Ainsi que la morale. Oui, la morale ! Les « exécuteurs » de génocides – en Allemagne, au Rwanda… – n’étaient pas des psychopathes ou des hordes de sauvages assoiffés de sang, ni des exécutants aveugles. Ils agissaient en toute conscience pour ce qu’ils jugeaient être le bien. Dans l’expérience de S. Milgram, il y a fort à parier que les sujets devenant bourreaux agissaient avec le sentiment de faire progresser la science. Autrement dit, soulignent A. Haslam et S. Reicher, ils trouvaient leur comportement moralement justifiable.
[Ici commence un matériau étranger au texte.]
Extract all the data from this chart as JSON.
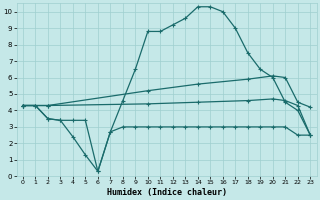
{
  "xlabel": "Humidex (Indice chaleur)",
  "bg_color": "#c5e8e8",
  "grid_color": "#9fcfcf",
  "line_color": "#1a6b6b",
  "xlim": [
    -0.5,
    23.5
  ],
  "ylim": [
    0,
    10.5
  ],
  "xticks": [
    0,
    1,
    2,
    3,
    4,
    5,
    6,
    7,
    8,
    9,
    10,
    11,
    12,
    13,
    14,
    15,
    16,
    17,
    18,
    19,
    20,
    21,
    22,
    23
  ],
  "yticks": [
    0,
    1,
    2,
    3,
    4,
    5,
    6,
    7,
    8,
    9,
    10
  ],
  "line_peak_x": [
    0,
    1,
    2,
    3,
    4,
    5,
    6,
    7,
    8,
    9,
    10,
    11,
    12,
    13,
    14,
    15,
    16,
    17,
    18,
    19,
    20,
    21,
    22,
    23
  ],
  "line_peak_y": [
    4.3,
    4.3,
    3.5,
    3.4,
    3.4,
    3.4,
    0.3,
    2.7,
    4.6,
    6.5,
    8.8,
    8.8,
    9.2,
    9.6,
    10.3,
    10.3,
    10.0,
    9.0,
    7.5,
    6.5,
    6.0,
    4.5,
    4.0,
    2.5
  ],
  "line_dip_x": [
    0,
    1,
    2,
    3,
    4,
    5,
    6,
    7,
    8,
    9,
    10,
    11,
    12,
    13,
    14,
    15,
    16,
    17,
    18,
    19,
    20,
    21,
    22,
    23
  ],
  "line_dip_y": [
    4.3,
    4.3,
    3.5,
    3.4,
    2.4,
    1.3,
    0.3,
    2.7,
    3.0,
    3.0,
    3.0,
    3.0,
    3.0,
    3.0,
    3.0,
    3.0,
    3.0,
    3.0,
    3.0,
    3.0,
    3.0,
    3.0,
    2.5,
    2.5
  ],
  "line_upper_x": [
    0,
    2,
    10,
    14,
    18,
    20,
    21,
    22,
    23
  ],
  "line_upper_y": [
    4.3,
    4.3,
    5.2,
    5.6,
    5.9,
    6.1,
    6.0,
    4.5,
    4.2
  ],
  "line_lower_x": [
    0,
    2,
    10,
    14,
    18,
    20,
    21,
    22,
    23
  ],
  "line_lower_y": [
    4.3,
    4.3,
    4.4,
    4.5,
    4.6,
    4.7,
    4.6,
    4.3,
    2.5
  ]
}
Un autre mécanisme intervient dans le passage à l’acte. Plus les bourreaux se sentent étrangers aux victimes, plus est aisée leur élimination. Les meurtriers de masse n’ignorent pas la morale commune ; ils portent des valeurs, ont le sens du devoir et des interdits comme chacun d’entre nous. Simplement, c’est à qui peut s’appliquer cette morale commune qui change. Les limites entre le « eux » et le « nous ». Dès lors qu’un groupe n’est plus inclus dans l’humanité commune, tout devient possible. Telle est la thèse développée par le psychologue Harald Welzer, dans son livre Les Exécuteurs (Gallimard, 2007), qui passe en revue des témoignages de massacre, au Viêtnam, en Yougoslavie ou au Rwanda.
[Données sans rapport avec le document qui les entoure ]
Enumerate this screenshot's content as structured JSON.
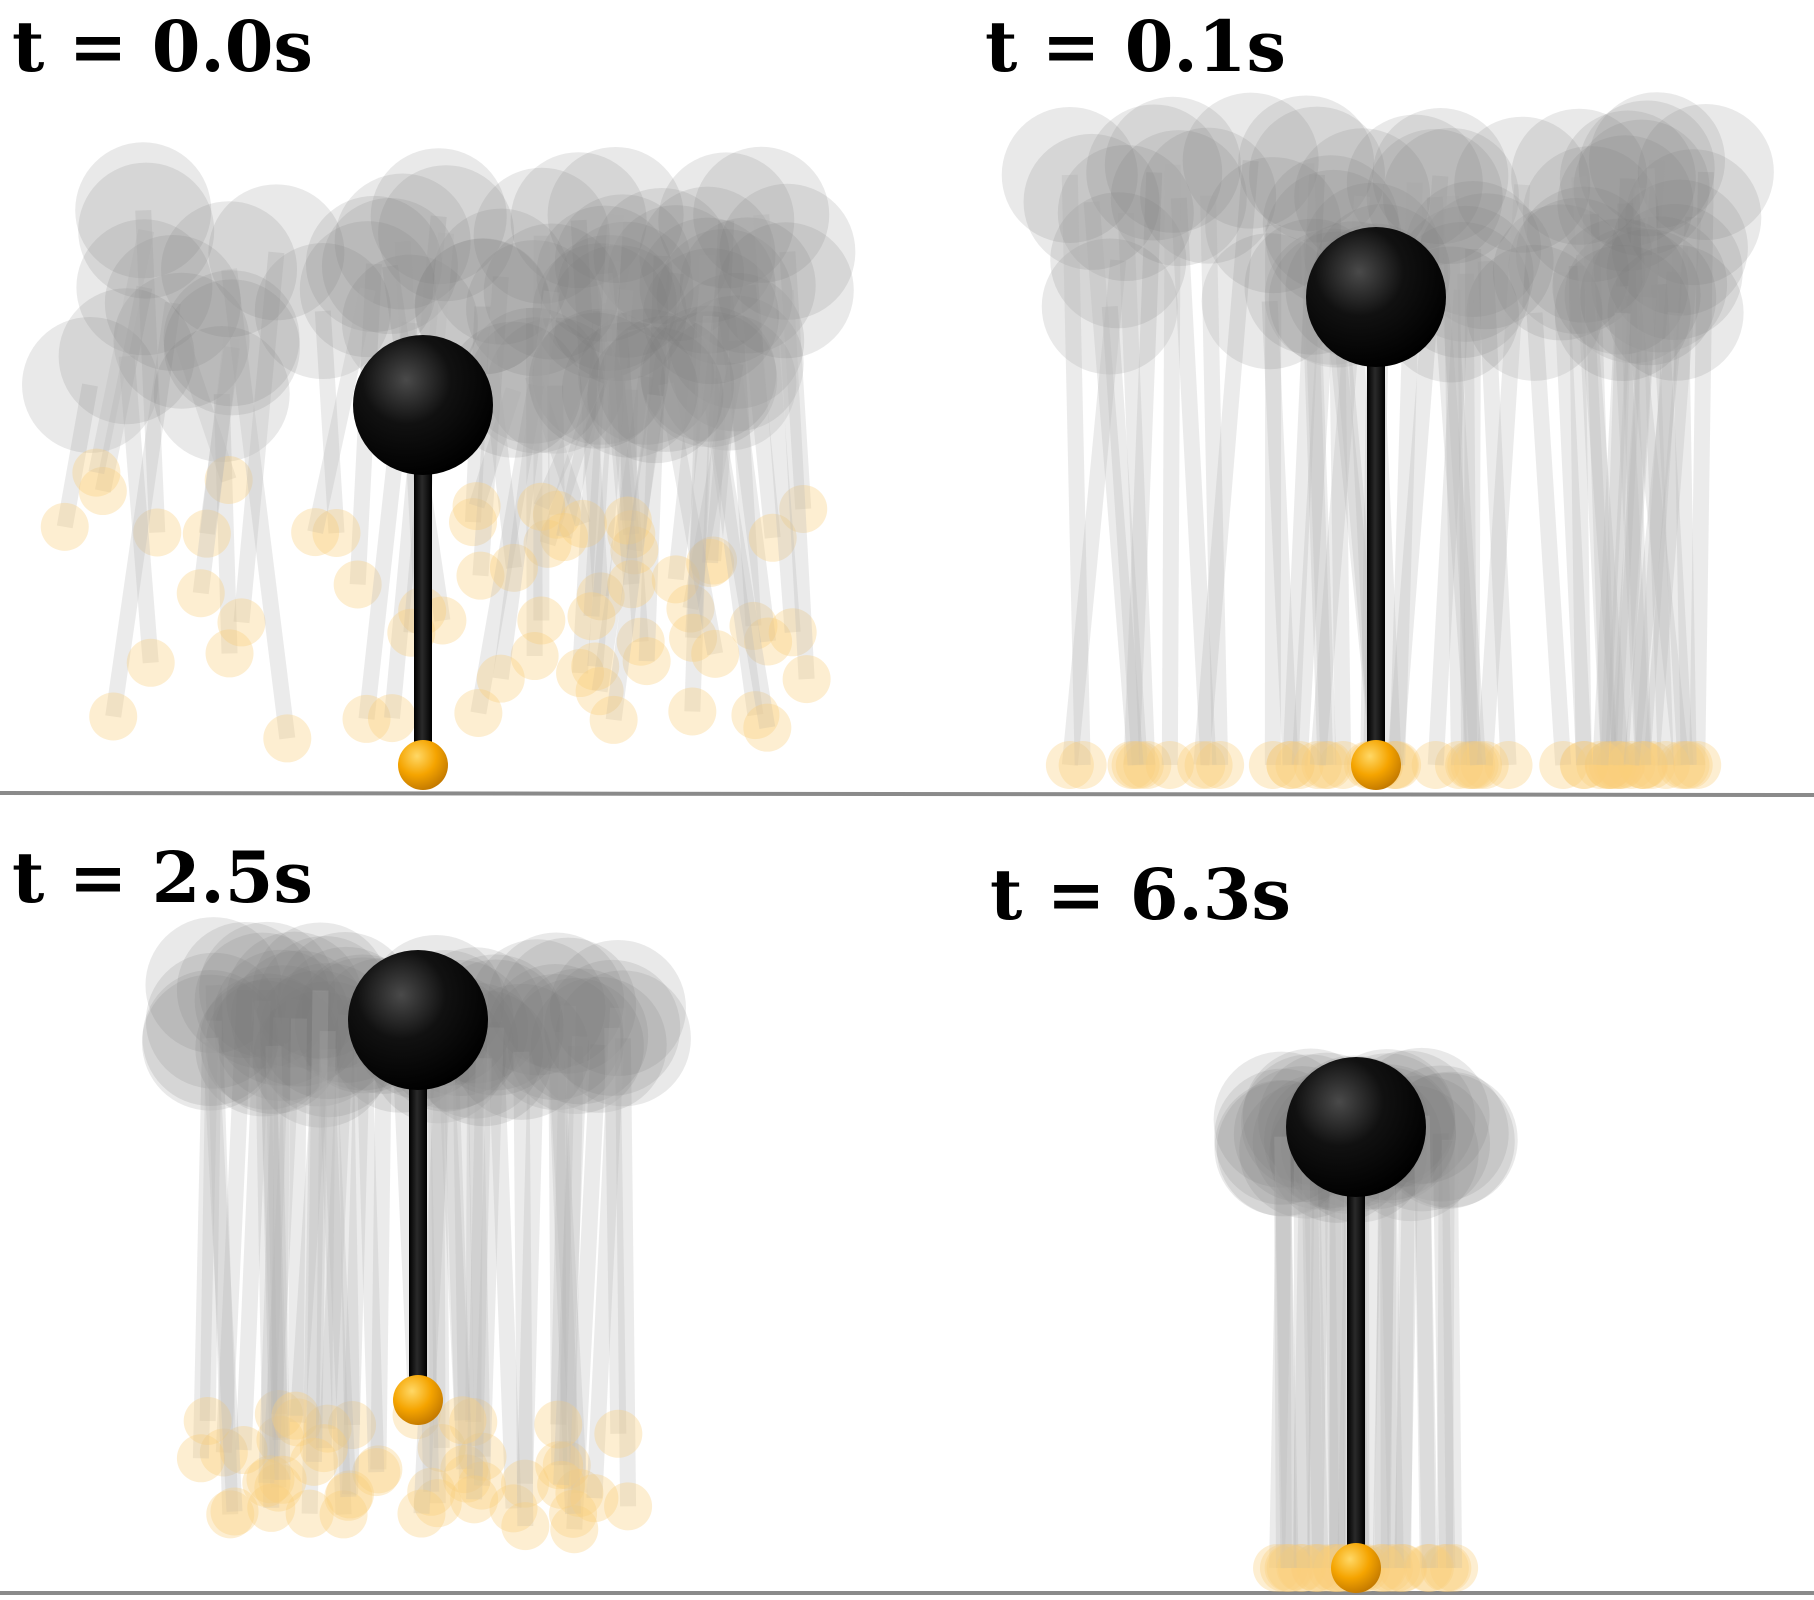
{
  "colors": {
    "background": "#ffffff",
    "ground": "#8a8a8a",
    "pendulum": "#000000",
    "foot": "#f5a400",
    "ghost_body": "#7a7a7a",
    "ghost_leg": "#b8b8b8",
    "ghost_foot": "#f8cf7a"
  },
  "panels": [
    {
      "label": "t = 0.0s",
      "state": "feet scattered in the air"
    },
    {
      "label": "t = 0.1s",
      "state": "feet on the ground"
    },
    {
      "label": "t = 2.5s",
      "state": "feet lifted"
    },
    {
      "label": "t = 6.3s",
      "state": "feet on the ground, converged"
    }
  ]
}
Enfin, le sentiment de menace est un élément important souligné tant par A. Haslam et S.D. Reicher que par H. Welzer. Les gens qui commettent des massacres le font dans des périodes de guerre ou de guerre civile. Ils ont le sentiment que leur monde s’écroule et que leur communauté est menacée. Ils ont parfaitement conscience de vivre une situation exceptionnelle, et qu’il faut agir selon des normes inhabituelles. Ce sont des hommes certes ordinaires, mais vivant dans un contexte extraordinaire.

 

 

NOTES

(1) Hannah Arendt,Eichmann à Jérusalem. Rapport sur la banalité du mal, 1963, rééd. Gallimard, coll « Folio essais », 1991.
(2) Stanley Milgram, Soumission à l’autorité, Calmann-Lévy, 1974.
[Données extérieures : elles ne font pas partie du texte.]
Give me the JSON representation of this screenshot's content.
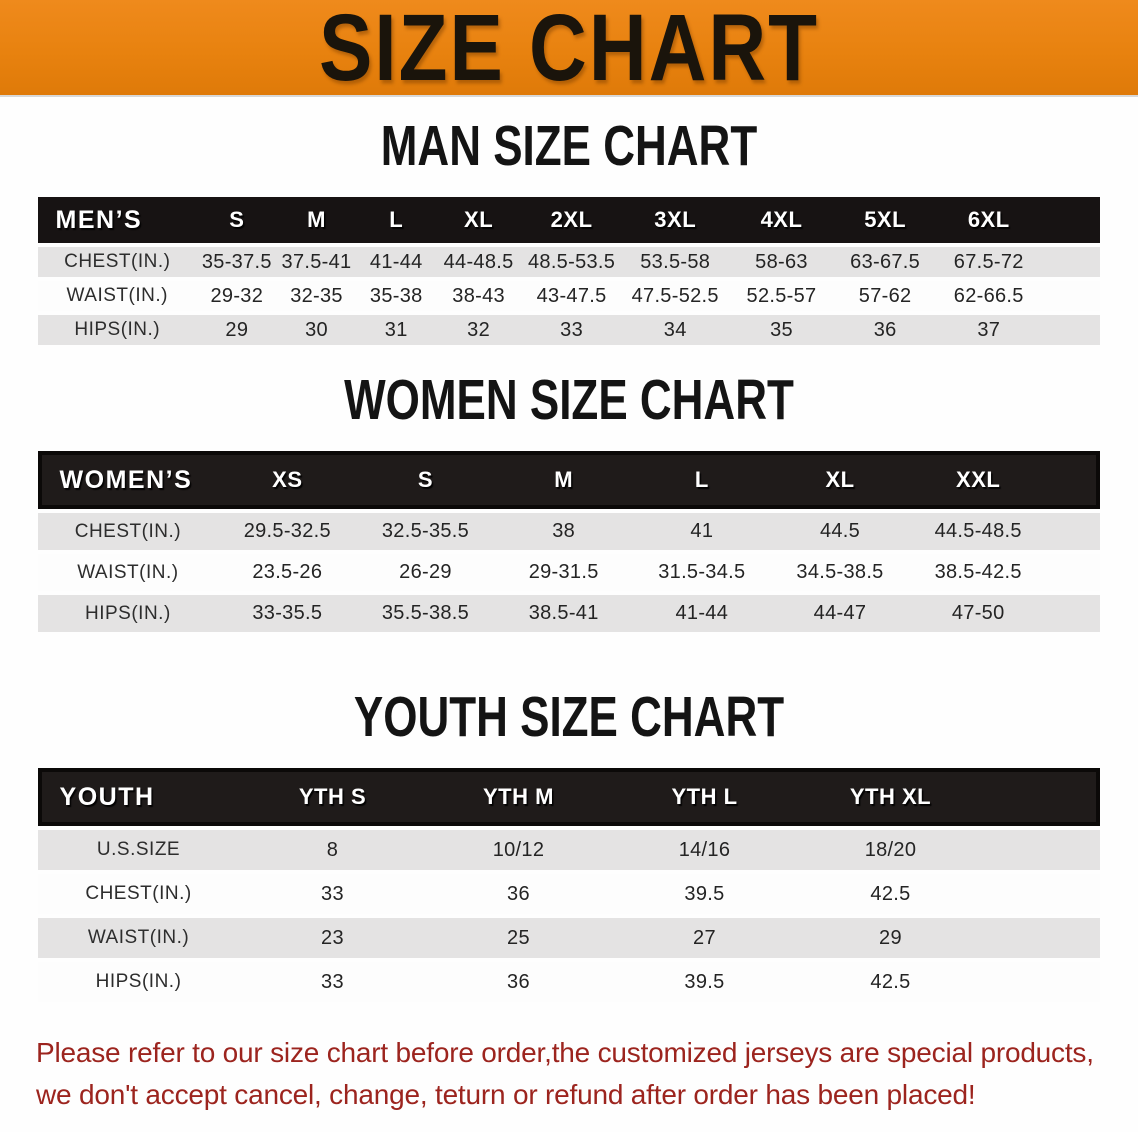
{
  "banner": {
    "title": "SIZE CHART",
    "bg_color": "#E8820F",
    "text_color": "#1A140B"
  },
  "sections": [
    {
      "id": "men",
      "title": "MAN SIZE CHART",
      "table": {
        "header_label": "MEN’S",
        "columns": [
          "S",
          "M",
          "L",
          "XL",
          "2XL",
          "3XL",
          "4XL",
          "5XL",
          "6XL"
        ],
        "rows": [
          {
            "label": "CHEST(IN.)",
            "values": [
              "35-37.5",
              "37.5-41",
              "41-44",
              "44-48.5",
              "48.5-53.5",
              "53.5-58",
              "58-63",
              "63-67.5",
              "67.5-72"
            ]
          },
          {
            "label": "WAIST(IN.)",
            "values": [
              "29-32",
              "32-35",
              "35-38",
              "38-43",
              "43-47.5",
              "47.5-52.5",
              "52.5-57",
              "57-62",
              "62-66.5"
            ]
          },
          {
            "label": "HIPS(IN.)",
            "values": [
              "29",
              "30",
              "31",
              "32",
              "33",
              "34",
              "35",
              "36",
              "37"
            ]
          }
        ]
      }
    },
    {
      "id": "women",
      "title": "WOMEN SIZE CHART",
      "table": {
        "header_label": "WOMEN’S",
        "columns": [
          "XS",
          "S",
          "M",
          "L",
          "XL",
          "XXL"
        ],
        "rows": [
          {
            "label": "CHEST(IN.)",
            "values": [
              "29.5-32.5",
              "32.5-35.5",
              "38",
              "41",
              "44.5",
              "44.5-48.5"
            ]
          },
          {
            "label": "WAIST(IN.)",
            "values": [
              "23.5-26",
              "26-29",
              "29-31.5",
              "31.5-34.5",
              "34.5-38.5",
              "38.5-42.5"
            ]
          },
          {
            "label": "HIPS(IN.)",
            "values": [
              "33-35.5",
              "35.5-38.5",
              "38.5-41",
              "41-44",
              "44-47",
              "47-50"
            ]
          }
        ]
      }
    },
    {
      "id": "youth",
      "title": "YOUTH SIZE CHART",
      "table": {
        "header_label": "YOUTH",
        "columns": [
          "YTH S",
          "YTH M",
          "YTH L",
          "YTH XL"
        ],
        "rows": [
          {
            "label": "U.S.SIZE",
            "values": [
              "8",
              "10/12",
              "14/16",
              "18/20"
            ]
          },
          {
            "label": "CHEST(IN.)",
            "values": [
              "33",
              "36",
              "39.5",
              "42.5"
            ]
          },
          {
            "label": "WAIST(IN.)",
            "values": [
              "23",
              "25",
              "27",
              "29"
            ]
          },
          {
            "label": "HIPS(IN.)",
            "values": [
              "33",
              "36",
              "39.5",
              "42.5"
            ]
          }
        ]
      }
    }
  ],
  "disclaimer": {
    "line1": "Please refer to our size chart before order,the customized jerseys are special products,",
    "line2": "we don't accept cancel, change, teturn or refund after order has been placed!",
    "color": "#9C241E"
  }
}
(3) Philip Zimbardo,The Lucifer Effect: Understanding how good people turn evil, Random House, 2007.
(4) Christopher Browning,Des hommes ordinaires. Le 101e bataillon de réserve de la police allemande et la Solution finale en Pologne, 1996, rééd. Tallandier, 2007.
(5) Alexander Haslam et Stephen D. Reicher, « Questioning the banality of evil », The Psychologist, vol. XXI, n° 1, janvier 2008.
(6) Laurence Rees,Auschwitz: The Nazis and the « final solution », BBC, 2005.
(7) Voir Daniel Jonah Goldhagen,Les Bourreaux volontaires de Hitler. Les Allemands ordinaires et l’Holocauste, 1966, rééd. Seuil, coll. « Points essais », 1998.